We got the round done with some great names around the table--Jason Calacanis, Chris Sacca, and General Catalyst. I joined the board and I was assuming everything would always be up and to the right, because that's the way success happens, right?
Well, it turned out the company was probably too early to the market--and while that gave them a lot of time to create the best technology, customer traction wasn't happening nearly as fast as we were spending money on AWS.
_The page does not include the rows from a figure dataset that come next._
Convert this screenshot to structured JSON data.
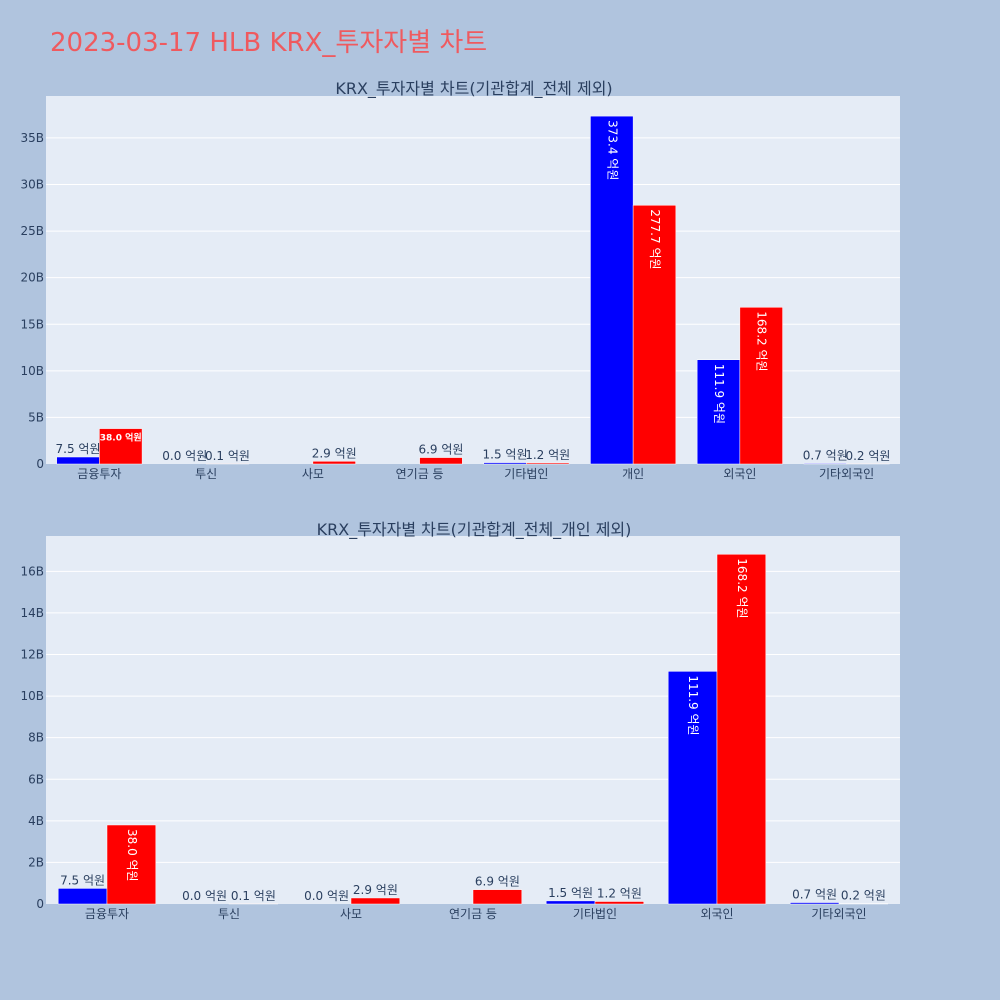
{
  "title": "2023-03-17 HLB KRX_투자자별 차트",
  "colors": {
    "background": "#b0c4de",
    "plot_bg": "#e5ecf6",
    "sell": "#0000ff",
    "buy": "#ff0000",
    "title": "#ef5a5f",
    "text": "#2a3f5f"
  },
  "chart_data": [
    {
      "type": "bar",
      "title": "KRX_투자자별 차트(기관합계_전체 제외)",
      "categories": [
        "금융투자",
        "투신",
        "사모",
        "연기금 등",
        "기타법인",
        "개인",
        "외국인",
        "기타외국인"
      ],
      "ylim": [
        0,
        39500000000
      ],
      "yticks": [
        0,
        5000000000,
        10000000000,
        15000000000,
        20000000000,
        25000000000,
        30000000000,
        35000000000
      ],
      "ytick_labels": [
        "0",
        "5B",
        "10B",
        "15B",
        "20B",
        "25B",
        "30B",
        "35B"
      ],
      "grid": true,
      "series": [
        {
          "color": "#0000ff",
          "values": [
            750000000,
            0,
            null,
            null,
            150000000,
            37340000000,
            11190000000,
            70000000
          ],
          "labels": [
            "7.5 억원",
            "0.0 억원",
            "",
            "",
            "1.5 억원",
            "373.4 억원",
            "111.9 억원",
            "0.7 억원"
          ]
        },
        {
          "color": "#ff0000",
          "values": [
            3800000000,
            10000000,
            290000000,
            690000000,
            120000000,
            27770000000,
            16820000000,
            20000000
          ],
          "labels": [
            "38.0 억원",
            "0.1 억원",
            "2.9 억원",
            "6.9 억원",
            "1.2 억원",
            "277.7 억원",
            "168.2 억원",
            "0.2 억원"
          ]
        }
      ]
    },
    {
      "type": "bar",
      "title": "KRX_투자자별 차트(기관합계_전체_개인 제외)",
      "categories": [
        "금융투자",
        "투신",
        "사모",
        "연기금 등",
        "기타법인",
        "외국인",
        "기타외국인"
      ],
      "ylim": [
        0,
        17700000000
      ],
      "yticks": [
        0,
        2000000000,
        4000000000,
        6000000000,
        8000000000,
        10000000000,
        12000000000,
        14000000000,
        16000000000
      ],
      "ytick_labels": [
        "0",
        "2B",
        "4B",
        "6B",
        "8B",
        "10B",
        "12B",
        "14B",
        "16B"
      ],
      "grid": true,
      "series": [
        {
          "color": "#0000ff",
          "values": [
            750000000,
            0,
            0,
            null,
            150000000,
            11190000000,
            70000000
          ],
          "labels": [
            "7.5 억원",
            "0.0 억원",
            "0.0 억원",
            "",
            "1.5 억원",
            "111.9 억원",
            "0.7 억원"
          ]
        },
        {
          "color": "#ff0000",
          "values": [
            3800000000,
            10000000,
            290000000,
            690000000,
            120000000,
            16820000000,
            20000000
          ],
          "labels": [
            "38.0 억원",
            "0.1 억원",
            "2.9 억원",
            "6.9 억원",
            "1.2 억원",
            "168.2 억원",
            "0.2 억원"
          ]
        }
      ]
    }
  ]
}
Fundraising for the Series A looked like it was going to be difficult--and that's when Rich Levendov from Avalon Ventures stepped in. He met Rob at a conference, took a liking to him and saw the same vision on where the space was going. He took a long term view and jumped in with a check. He was also there for the company in a big way during what would have otherwise been some bleak follow on rounds. I thank Rich and his team, as well as David Orfao from GC for their support of my good friend long after I left First Round.
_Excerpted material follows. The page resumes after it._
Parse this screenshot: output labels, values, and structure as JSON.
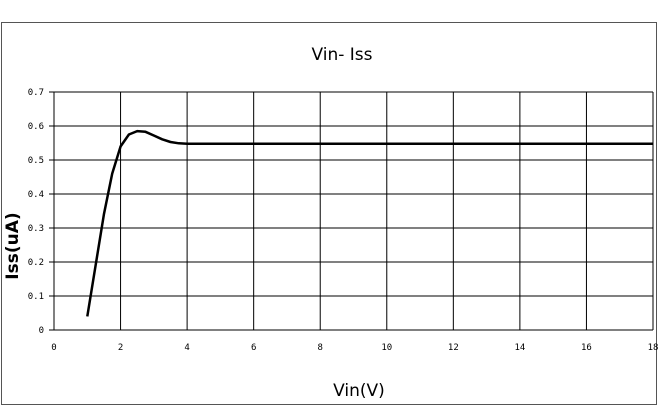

I'm excited for the company's next steps. In his note to users, Rob talked of a good future for their combined effort:
"In most acquisitions, technology gets neglected, falls behind, or worse, gets shut down. None of that will happen here. Datto is an R&D company at heart, and the plan is to double the size of the Backupify engineering team, and accelerate our vision of supporting all your cloud apps. We are working toward a joint vision of building the world’s only comprehensive data protection platform, to protect all of your business data, no matter where it lives, and available in seconds when things go awry, to keep your business running."
I'm proud of the whole team at Backupify and have been really impressed with Rob's ability to grow and learn as an entrepreneur over time.
Plus, I'm glad he sold now, so maybe he can jump in as an investor in my next fund just like Wiley Cerilli did after he sold Singleplatform. Maybe I should be writing that into my term sheets from now on: "If this crazy thing works, you have to invest in the next fund after you exit."